この場合でも、アルバイトは「前職」に該当します。

しかし、アルバイトの前歴について会社が気づくことは少なく、そのまま年末調整を行ってしまう事例も、実際にはあると考えられます。

(その3)以前の勤務先を円満に退職していない

中途採用の社員が、源泉徴収票の持参をしぶるケースがあります。例えば、以前の勤務先を円満に退職しておらず、源泉徴収票も受け取っていないことがあります。

この場合、社員は「源泉徴収票を持ってこられない」と正直には言いづらいようです。そして、そのまま時間切れになり、年末調整できない場合が見受けられます。
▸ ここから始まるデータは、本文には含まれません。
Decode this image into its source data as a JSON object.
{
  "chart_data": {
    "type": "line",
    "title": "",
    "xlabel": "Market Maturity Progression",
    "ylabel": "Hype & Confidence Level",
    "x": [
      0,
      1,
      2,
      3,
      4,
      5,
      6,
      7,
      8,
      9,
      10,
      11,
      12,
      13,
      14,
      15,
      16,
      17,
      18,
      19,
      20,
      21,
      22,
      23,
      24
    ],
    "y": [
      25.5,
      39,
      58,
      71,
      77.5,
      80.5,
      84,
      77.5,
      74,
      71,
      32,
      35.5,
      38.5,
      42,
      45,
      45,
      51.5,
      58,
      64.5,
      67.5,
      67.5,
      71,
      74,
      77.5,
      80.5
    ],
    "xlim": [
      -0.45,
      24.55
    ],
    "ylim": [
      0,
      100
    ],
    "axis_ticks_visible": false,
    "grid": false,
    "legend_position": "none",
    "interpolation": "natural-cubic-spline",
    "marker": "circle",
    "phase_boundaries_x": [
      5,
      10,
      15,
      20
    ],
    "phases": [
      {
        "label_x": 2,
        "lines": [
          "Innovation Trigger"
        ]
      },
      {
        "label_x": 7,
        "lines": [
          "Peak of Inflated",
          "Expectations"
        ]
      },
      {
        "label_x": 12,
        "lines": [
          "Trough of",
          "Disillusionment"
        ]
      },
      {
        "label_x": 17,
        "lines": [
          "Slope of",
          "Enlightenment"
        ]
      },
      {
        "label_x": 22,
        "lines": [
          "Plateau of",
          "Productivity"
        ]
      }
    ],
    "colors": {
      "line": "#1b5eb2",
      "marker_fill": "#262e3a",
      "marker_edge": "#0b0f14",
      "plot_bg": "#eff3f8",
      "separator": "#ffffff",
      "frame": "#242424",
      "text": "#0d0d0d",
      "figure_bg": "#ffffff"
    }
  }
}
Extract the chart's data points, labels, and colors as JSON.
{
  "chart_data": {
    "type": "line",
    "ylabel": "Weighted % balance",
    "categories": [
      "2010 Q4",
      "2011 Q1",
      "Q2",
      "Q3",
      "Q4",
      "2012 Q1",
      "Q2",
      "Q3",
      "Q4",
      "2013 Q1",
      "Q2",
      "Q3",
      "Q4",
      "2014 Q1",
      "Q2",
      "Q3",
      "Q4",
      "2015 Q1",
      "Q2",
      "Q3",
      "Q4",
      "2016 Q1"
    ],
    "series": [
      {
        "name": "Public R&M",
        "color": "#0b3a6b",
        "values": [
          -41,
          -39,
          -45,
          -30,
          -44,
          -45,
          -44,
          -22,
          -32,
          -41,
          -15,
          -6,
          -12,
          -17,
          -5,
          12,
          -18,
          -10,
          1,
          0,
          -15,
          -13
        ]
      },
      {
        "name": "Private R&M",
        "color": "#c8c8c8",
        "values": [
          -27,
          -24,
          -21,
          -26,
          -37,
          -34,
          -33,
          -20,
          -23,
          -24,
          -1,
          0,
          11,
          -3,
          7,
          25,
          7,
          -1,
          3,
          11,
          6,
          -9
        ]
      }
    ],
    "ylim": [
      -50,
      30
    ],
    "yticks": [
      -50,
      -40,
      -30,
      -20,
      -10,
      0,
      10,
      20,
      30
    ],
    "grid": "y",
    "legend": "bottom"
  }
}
会社としては、別に年末調整をしなくても問題はありません。しかし、その社員にとっては、年末調整をしないと不利になるケースも多いです。

次のアドバイスを事前に伝えると親切でしょう。

  • 前職の源泉徴収票がないと、今年の年末調整や確定申告ができず、税金を多めに負担する場合も多いこと
  • 以前の勤務先は、退職後1月以内に源泉徴収票を交付する「法律上の義務」があること(所得税法226条1項)
  • 電話ではなく、書面を郵送して、源泉徴収票の交付を依頼しても問題ないこと
  • 交付が見込めない場合は、税務署に「源泉徴収票不交付の届出手続」を行うことで、税務署からも指導してもらえること

ようやく源泉徴収票が交付されても、年末調整に間に合わない場合は、自分で確定申告をするように伝えましょう。

まとめ

新卒の社員や、中途採用の社員について、年末調整に気をつけるべき点を紹介しました。

早め早めに源泉徴収票の準備を促しましょう。前職の源泉徴収票がないと、年末調整はできません。

社員にとっても、年末調整が完了しないと、正しくない税金の納付状況になっているわけです。できれば、年末調整で済ませるのが理想といえるでしょう。